Dilbilimsel saflık, Dilbilimsel sadelik veya dilbilimsel korumacılık, bir dilin bir çeşidini diğer çeşitlerden daha saf veya doğası gereği daha yüksek kalitede olarak tanımlamanın veya tanımanın kuralcı[1] uygulamasıdır. Dilbilimsel saflık, dil akademileri aracılığıyla kurumsallaştırıldı (bunlardan 1572 İtalyancaAccademia della Crusca Avrupa'da bir örnek teşkil ederler) ve kararları genellikle kanun gücüne sahiptir.[2]

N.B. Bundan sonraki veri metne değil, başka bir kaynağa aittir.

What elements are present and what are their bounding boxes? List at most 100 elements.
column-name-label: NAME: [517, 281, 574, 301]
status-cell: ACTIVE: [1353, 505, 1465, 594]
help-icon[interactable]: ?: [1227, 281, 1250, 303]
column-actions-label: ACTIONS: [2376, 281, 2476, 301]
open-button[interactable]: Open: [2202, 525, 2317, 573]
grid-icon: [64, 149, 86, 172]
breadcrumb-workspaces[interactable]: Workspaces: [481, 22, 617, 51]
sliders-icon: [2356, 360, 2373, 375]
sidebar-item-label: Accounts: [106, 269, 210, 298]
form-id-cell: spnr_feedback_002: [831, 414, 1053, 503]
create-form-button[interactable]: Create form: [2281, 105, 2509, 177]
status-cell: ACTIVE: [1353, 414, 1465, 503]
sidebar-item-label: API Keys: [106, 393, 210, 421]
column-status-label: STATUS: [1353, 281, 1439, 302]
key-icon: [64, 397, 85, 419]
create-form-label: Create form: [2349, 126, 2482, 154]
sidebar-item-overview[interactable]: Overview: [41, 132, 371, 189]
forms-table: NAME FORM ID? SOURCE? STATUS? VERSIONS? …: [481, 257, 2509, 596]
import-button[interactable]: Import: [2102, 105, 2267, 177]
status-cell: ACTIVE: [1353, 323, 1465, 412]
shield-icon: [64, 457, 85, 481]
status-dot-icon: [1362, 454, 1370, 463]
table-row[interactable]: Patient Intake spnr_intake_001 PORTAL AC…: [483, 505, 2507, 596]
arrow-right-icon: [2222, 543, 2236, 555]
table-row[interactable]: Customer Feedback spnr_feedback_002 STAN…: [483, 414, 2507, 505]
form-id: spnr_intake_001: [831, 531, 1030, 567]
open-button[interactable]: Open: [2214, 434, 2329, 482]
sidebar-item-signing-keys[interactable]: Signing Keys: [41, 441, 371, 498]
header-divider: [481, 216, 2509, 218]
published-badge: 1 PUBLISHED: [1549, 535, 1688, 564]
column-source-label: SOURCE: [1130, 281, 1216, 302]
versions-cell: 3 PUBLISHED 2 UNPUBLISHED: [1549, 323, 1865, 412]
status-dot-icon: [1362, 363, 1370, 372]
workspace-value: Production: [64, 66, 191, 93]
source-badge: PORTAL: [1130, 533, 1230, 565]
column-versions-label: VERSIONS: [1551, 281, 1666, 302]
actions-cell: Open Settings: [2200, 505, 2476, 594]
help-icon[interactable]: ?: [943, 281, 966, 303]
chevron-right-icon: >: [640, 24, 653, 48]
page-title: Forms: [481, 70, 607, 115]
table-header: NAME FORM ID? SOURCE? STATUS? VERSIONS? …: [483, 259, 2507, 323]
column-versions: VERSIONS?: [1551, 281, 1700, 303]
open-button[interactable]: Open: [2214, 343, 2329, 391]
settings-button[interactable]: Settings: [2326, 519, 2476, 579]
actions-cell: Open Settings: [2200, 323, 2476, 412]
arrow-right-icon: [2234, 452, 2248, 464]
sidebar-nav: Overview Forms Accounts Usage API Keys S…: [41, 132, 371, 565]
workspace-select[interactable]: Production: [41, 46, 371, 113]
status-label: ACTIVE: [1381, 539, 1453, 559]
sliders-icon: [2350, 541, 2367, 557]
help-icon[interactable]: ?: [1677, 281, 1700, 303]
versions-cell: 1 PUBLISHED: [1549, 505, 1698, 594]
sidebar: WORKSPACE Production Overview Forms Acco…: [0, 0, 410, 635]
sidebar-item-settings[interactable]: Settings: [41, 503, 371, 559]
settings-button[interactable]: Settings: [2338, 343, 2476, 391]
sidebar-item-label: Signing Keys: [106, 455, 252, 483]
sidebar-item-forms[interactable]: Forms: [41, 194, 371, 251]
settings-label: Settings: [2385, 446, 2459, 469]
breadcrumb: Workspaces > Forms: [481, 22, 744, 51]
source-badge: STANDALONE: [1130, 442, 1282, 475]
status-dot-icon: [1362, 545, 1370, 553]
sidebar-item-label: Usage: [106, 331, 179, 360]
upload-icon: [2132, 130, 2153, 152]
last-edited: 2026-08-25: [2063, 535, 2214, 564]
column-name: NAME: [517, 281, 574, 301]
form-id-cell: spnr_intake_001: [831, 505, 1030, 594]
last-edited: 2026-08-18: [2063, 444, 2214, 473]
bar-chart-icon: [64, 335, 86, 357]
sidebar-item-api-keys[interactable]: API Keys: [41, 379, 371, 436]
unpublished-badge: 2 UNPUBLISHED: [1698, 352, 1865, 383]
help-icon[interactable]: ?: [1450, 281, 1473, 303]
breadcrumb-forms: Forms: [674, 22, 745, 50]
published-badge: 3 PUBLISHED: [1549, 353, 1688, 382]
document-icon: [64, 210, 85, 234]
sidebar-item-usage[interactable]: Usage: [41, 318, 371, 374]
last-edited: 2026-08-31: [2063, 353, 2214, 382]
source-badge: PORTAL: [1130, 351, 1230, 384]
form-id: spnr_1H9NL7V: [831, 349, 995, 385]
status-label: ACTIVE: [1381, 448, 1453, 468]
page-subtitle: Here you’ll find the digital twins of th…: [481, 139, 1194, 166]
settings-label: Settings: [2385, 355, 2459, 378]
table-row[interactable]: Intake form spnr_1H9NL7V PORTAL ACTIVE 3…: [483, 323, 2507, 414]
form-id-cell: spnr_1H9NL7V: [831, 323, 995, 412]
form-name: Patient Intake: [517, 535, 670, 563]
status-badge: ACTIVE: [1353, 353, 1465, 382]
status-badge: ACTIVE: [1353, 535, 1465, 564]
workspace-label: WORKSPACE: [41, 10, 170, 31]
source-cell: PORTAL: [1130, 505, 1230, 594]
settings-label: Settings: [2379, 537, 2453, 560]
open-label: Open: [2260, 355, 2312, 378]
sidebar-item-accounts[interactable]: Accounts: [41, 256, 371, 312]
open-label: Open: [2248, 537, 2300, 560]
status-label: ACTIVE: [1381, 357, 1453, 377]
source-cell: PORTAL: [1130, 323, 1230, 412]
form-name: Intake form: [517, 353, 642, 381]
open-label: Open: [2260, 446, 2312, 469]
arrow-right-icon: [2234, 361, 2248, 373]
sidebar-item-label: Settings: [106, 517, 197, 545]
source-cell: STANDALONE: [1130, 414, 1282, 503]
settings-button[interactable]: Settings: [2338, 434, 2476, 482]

Dilbilimsel saflığı bozan benzerlik genellikle dili konuşan halka kültürel veya politik olarak baskın olan komşu bir dil aracılığıyla olur.

Aynı kökenli diller

Yaygın bir durumda, yakından ilişkili iki dil veya dil çeşidi, biri daha zayıf, diğeri daha güçlü olmak üzere doğrudan rekabet halindedir. Daha güçlü dilin konuşmacıları, daha zayıf olan dili, güçlü dilin " lehçesi " olarak nitelendirebilir ve bunun bağımsız bir varlığı olmadığı ima edilebilir. (Türkçede de benzer durumla söz konusu) Buna cevaben, diğer dilin savunucuları, dillerinin eşit derecede özerk olduğunu kanıtlamak için büyük çaba sarf edeceklerdir.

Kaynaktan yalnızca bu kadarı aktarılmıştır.